One-dimensional and two-dimensional synergized nanostructures for high-performing energy storage and conversion

Abstract

To address the worldwide energy challenges, advanced energy storage and conversion systems with high comprehensive performances, as the promising technologies, are inevitably required on a timely basis. The performance of these energy systems is intimately dependent on the properties of their electrodes. In addition to the electrode materials selection and their compositional optimization, materials fabrication with the designed nanostructure also provides significant benefits for their performances. In the past decade, considerable efforts have been made to promote the search for multidimensional nanostructures containing both one-dimensional (1D) and two-dimensional (2D) nanostructures in synergy, namely, 1D-2D synergized nanostructures.
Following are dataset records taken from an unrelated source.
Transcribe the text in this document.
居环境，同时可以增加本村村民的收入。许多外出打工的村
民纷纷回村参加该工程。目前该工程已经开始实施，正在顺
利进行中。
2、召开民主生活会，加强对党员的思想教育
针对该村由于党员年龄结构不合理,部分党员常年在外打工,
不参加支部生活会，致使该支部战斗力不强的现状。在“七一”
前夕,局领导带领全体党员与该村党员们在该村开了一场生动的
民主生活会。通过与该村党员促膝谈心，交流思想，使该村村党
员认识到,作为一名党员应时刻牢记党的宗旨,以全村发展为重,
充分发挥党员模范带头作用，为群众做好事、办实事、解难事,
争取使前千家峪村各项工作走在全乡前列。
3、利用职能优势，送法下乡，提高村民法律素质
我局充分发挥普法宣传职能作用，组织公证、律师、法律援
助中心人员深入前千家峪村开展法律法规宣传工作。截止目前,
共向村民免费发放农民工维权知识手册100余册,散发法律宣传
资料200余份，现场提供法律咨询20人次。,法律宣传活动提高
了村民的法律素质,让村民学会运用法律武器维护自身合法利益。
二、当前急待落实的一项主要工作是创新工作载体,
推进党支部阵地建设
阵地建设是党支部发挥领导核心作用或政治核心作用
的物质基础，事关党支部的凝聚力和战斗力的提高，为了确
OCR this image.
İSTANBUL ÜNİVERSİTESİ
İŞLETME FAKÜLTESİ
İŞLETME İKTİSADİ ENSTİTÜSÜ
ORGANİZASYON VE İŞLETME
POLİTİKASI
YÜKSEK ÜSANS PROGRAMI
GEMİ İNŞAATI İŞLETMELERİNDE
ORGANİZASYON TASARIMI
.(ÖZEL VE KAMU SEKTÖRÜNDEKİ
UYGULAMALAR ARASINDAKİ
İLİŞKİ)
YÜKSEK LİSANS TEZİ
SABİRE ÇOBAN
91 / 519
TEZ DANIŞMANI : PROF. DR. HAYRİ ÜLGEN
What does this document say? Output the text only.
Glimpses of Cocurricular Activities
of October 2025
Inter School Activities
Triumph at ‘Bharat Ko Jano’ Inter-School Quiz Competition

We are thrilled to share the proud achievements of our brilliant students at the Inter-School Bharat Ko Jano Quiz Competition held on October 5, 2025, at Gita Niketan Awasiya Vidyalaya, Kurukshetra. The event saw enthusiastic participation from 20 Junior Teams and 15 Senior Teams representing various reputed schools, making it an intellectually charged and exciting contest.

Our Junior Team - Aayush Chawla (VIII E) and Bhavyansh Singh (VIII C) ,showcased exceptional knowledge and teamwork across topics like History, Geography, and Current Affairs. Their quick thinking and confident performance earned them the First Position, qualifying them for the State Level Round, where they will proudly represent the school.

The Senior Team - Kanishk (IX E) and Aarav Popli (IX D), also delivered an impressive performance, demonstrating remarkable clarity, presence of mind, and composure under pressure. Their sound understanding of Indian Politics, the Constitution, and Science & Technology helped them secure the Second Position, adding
By developing the freestanding electrodes with such unique nanoarchitectures, the structural features and electroactivities of each component can be manifested, where the synergistic properties among them can be simultaneously obtained for further enhanced properties, such as the increased number of active sites, fast electronic/ionic transport, and so forth. This review overviews the state-of-the-art on the 1D-2D synergized nanostructures, which can be broadly divided into three groups, namely, core/shell, cactus-like, and sandwich-like nanostructures. For each category, we introduce them from the aspects of structural features, fabrication methodologies to their successful applications in different types of energy storage/conversion devices, including rechargeable batteries, supercapacitors, water splitting, and so forth. Finally, the main challenges faced by and perspectives on the 1D-2D synergized nanostructures are discussed. (Figure presented.).